When I came back home, my family noted, "You're such an experienced runner, how does something like that happen to you?" Well, unfortunately, it can happen to any of us. The important things to remember are how to care for them and how to change your running and gear to avoid recurrence.
Good advice from the Mayo clinic website which is to leave them alone if at all possible. Draining them invites the opportunity for infection. Now, for most young healthy people, this is unlikely and unlikely to be severe if it does occur. For older runners or people with conditions like diabetes, foot care is of greater importance. Always consult your doctor if you are unsure of how to proceed. I may end up draining mine since they are under some tension and somewhat painful, but we'll see.
Believe it or not, I found a useful page on this at Yahoo answers!
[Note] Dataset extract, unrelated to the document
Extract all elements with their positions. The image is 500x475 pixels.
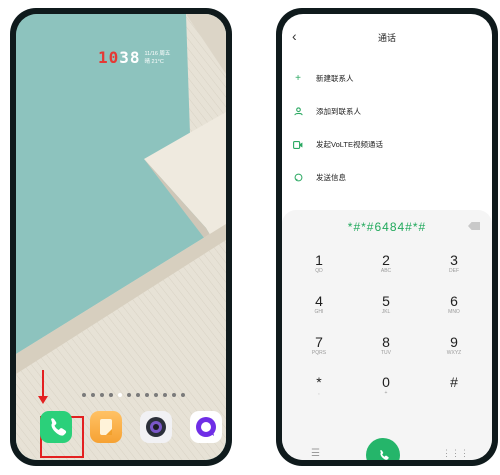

That said, a simple Google search will give you hundreds or thousands of pages on low tech and high tech ways of preventing blisters, many trying to sell you their awesome products. Simple advice includes:
- Keeping feet dry, wrinkly damp feet provide an easy opportunity for skin layers to split and form blisters.
- Reduce friction with decent socks and well fitting shoes
- Don't tie them too tight. Allowing your socked foot some mobility will allow the surfaces to glide over one another, where cinching everything down can actually increase friction
- When necessary lube, body glide is a popular product, personally, I just use petroleum jelly
For me, preventing race day blisters is usually just adding some petroleum jelly between my toes and over my forefeet under my socks. I've never had trouble with staining my shoes and the only race I've had hot spots I got on my heel (might start lube'ing these as well).